I nodded, not trusting my voice. His fingers were still touching mine, the barest point of contact that somehow was more intimate than anything we'd shared before.

"But right now," he continued, his eyes shifting, "right now, I—"

The door opened without warning. War stood in the threshold, medical bag in hand. He froze, taking in our proximity, the tension crackling between us.

Hunter dropped my hand like it burned him and stepped back, creating distance that stretched like miles after the inches that had separated us.

"Everything okay in here?" War asked, eyes moving between us.

"Fine," Hunter said, voice rough. "Just talking."

War's eyes settled on me, assessing. I tried to look normal, though my pulse still raced from whatever had just happened.

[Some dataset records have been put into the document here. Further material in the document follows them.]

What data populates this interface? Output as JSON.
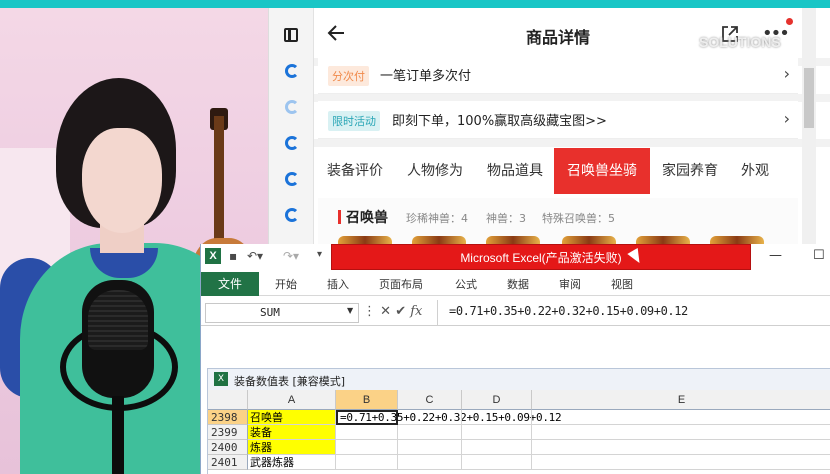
{
  "stream": {
    "top_text": "",
    "accent_color": "#19c6c6"
  },
  "browser_sidebar": {
    "icons": [
      "tabs-icon",
      "browser-icon",
      "browser-icon",
      "browser-icon",
      "browser-icon",
      "browser-icon"
    ]
  },
  "product_page": {
    "title": "商品详情",
    "watermark": "SOLUTIONS",
    "rows": [
      {
        "tag": "分次付",
        "text": "一笔订单多次付"
      },
      {
        "tag": "限时活动",
        "text": "即刻下单，100%赢取高级藏宝图>>"
      }
    ],
    "tabs": [
      "装备评价",
      "人物修为",
      "物品道具",
      "召唤兽坐骑",
      "家园养育",
      "外观"
    ],
    "active_tab": "召唤兽坐骑",
    "summon": {
      "title": "召唤兽",
      "stats": [
        "珍稀神兽：4",
        "神兽：3",
        "特殊召唤兽：5"
      ]
    },
    "colors": {
      "active_tab": "#e8302c",
      "tag_orange": "#f08a4b",
      "tag_teal": "#2aa6b6"
    }
  },
  "excel": {
    "title": "Microsoft Excel(产品激活失败)",
    "ribbon_tabs": [
      "文件",
      "开始",
      "插入",
      "页面布局",
      "公式",
      "数据",
      "审阅",
      "视图"
    ],
    "name_box": "SUM",
    "fx_label": "fx",
    "formula": "=0.71+0.35+0.22+0.32+0.15+0.09+0.12",
    "workbook_title": "装备数值表 [兼容模式]",
    "columns": [
      "A",
      "B",
      "C",
      "D",
      "E"
    ],
    "rows": [
      {
        "num": "2398",
        "a": "召唤兽",
        "b": "=0.71+0.35+0.22+0.32+0.15+0.09+0.12"
      },
      {
        "num": "2399",
        "a": "装备",
        "b": ""
      },
      {
        "num": "2400",
        "a": "炼器",
        "b": ""
      },
      {
        "num": "2401",
        "a": "武器炼器",
        "b": ""
      }
    ],
    "colors": {
      "file_tab": "#217346",
      "title_bar": "#e41818",
      "highlight": "#ffff00",
      "selected_header": "#fbd287"
    }
  }
}
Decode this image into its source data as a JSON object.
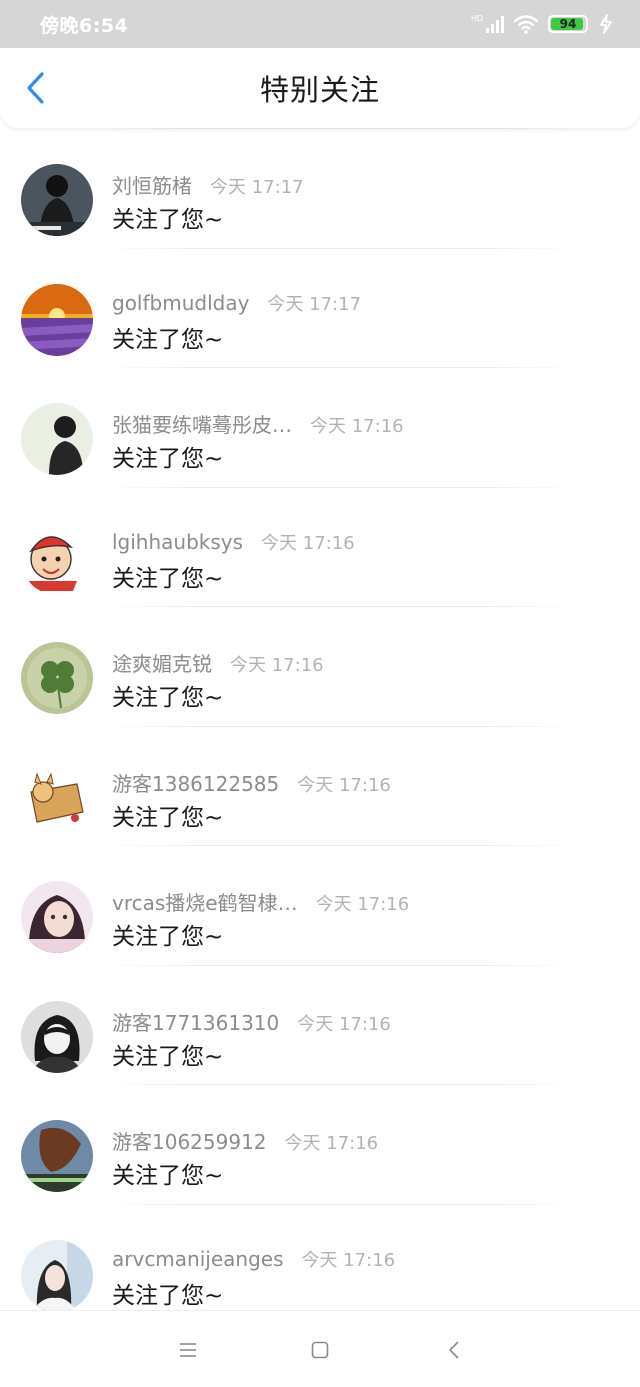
{
  "status_bar": {
    "time": "傍晚6:54",
    "network": "HD",
    "battery_level": 94,
    "battery_text": "94",
    "battery_color": "#3fc73f"
  },
  "header": {
    "title": "特别关注",
    "back_icon": "chevron-left-icon",
    "accent_color": "#2b8ee8"
  },
  "notifications": [
    {
      "name": "刘恒筋楮",
      "time": "今天 17:17",
      "text": "关注了您~"
    },
    {
      "name": "golfbmudlday",
      "time": "今天 17:17",
      "text": "关注了您~"
    },
    {
      "name": "张猫要练嘴蓦彤皮…",
      "time": "今天 17:16",
      "text": "关注了您~"
    },
    {
      "name": "lgihhaubksys",
      "time": "今天 17:16",
      "text": "关注了您~"
    },
    {
      "name": "途爽媚克锐",
      "time": "今天 17:16",
      "text": "关注了您~"
    },
    {
      "name": "游客1386122585",
      "time": "今天 17:16",
      "text": "关注了您~"
    },
    {
      "name": "vrcas播烧e鹤智棣…",
      "time": "今天 17:16",
      "text": "关注了您~"
    },
    {
      "name": "游客1771361310",
      "time": "今天 17:16",
      "text": "关注了您~"
    },
    {
      "name": "游客106259912",
      "time": "今天 17:16",
      "text": "关注了您~"
    },
    {
      "name": "arvcmanijeanges",
      "time": "今天 17:16",
      "text": "关注了您~"
    }
  ],
  "nav_bar": {
    "menu_icon": "menu-icon",
    "home_icon": "home-square-icon",
    "back_icon": "back-triangle-icon"
  }
}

"I need to check Hunter's vitals," War said, still watching me. "You should get some air, Misha. You look flushed."

I nodded, moving toward the door on unsteady legs. As I passed Hunter, our eyes met briefly.

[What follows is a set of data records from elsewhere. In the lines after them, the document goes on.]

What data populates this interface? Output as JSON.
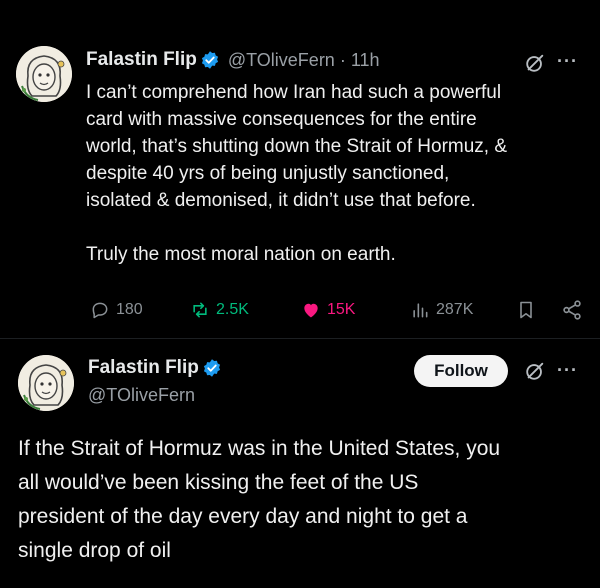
{
  "tweet1": {
    "author_name": "Falastin Flip",
    "handle_time": "@TOliveFern · 11h",
    "text_lines": [
      "I can’t comprehend how Iran had such a powerful",
      "card with massive consequences for the entire",
      "world, that’s shutting down the Strait of Hormuz, &",
      "despite 40 yrs of being unjustly sanctioned,",
      "isolated & demonised, it didn’t use that before."
    ],
    "closing_line": "Truly the most moral nation on earth.",
    "replies": "180",
    "reposts": "2.5K",
    "likes": "15K",
    "views": "287K",
    "like_color": "#f91880"
  },
  "tweet2": {
    "author_name": "Falastin Flip",
    "handle": "@TOliveFern",
    "follow_label": "Follow",
    "text_lines": [
      "If the Strait of Hormuz was in the United States, you",
      "all would’ve been kissing the feet of the US",
      "president of the day every day and night to get a",
      "single drop of oil"
    ]
  },
  "icons": {
    "verified": "verified-badge-icon",
    "grok": "grok-icon",
    "more": "more-icon",
    "reply": "reply-icon",
    "repost": "repost-icon",
    "like": "heart-icon",
    "views": "views-icon",
    "bookmark": "bookmark-icon",
    "share": "share-icon"
  },
  "more_glyph": "···",
  "accent_verified": "#1d9bf0"
}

"We'll finish this later," he said.

The words followed me out the door, echoing in my head as I climbed the stairs. A promise. A threat. Something in between.

January cold cut throughmy clothes. Seven days clean. The physical symptoms had faded, but the cravings remained. Not the desperate clawing of withdrawal. Just presence. A voice that never shut up, always suggesting I knew what would feel better than this cigarette, this conversation, this moment.

War had practically shoved me outside. "Fresh air and sunlight," he'd said, like I was a fucking houseplant.

Some sunlight.

The sky stretched gray above me, clouds heavy with the promise of more snow. The Laskin funeral home loomed behind. I'd rather freeze to death than go back inside, where everyone stared at me with that mixture of pity and judgment. Poor Hunter, the broken addict, monitored like a toddler near traffic.

Why did it have to be Misha watching me? Everything would be simpler if we stayed away from each other. The memory of his body beneath mine kept surfacing. Fucking traitor.

The van sat at the edge of the lot, back doors open. Smoke curled from inside. Maybe Misha had something stronger. My boots crunched through the frozen grass until I stood at the open doors.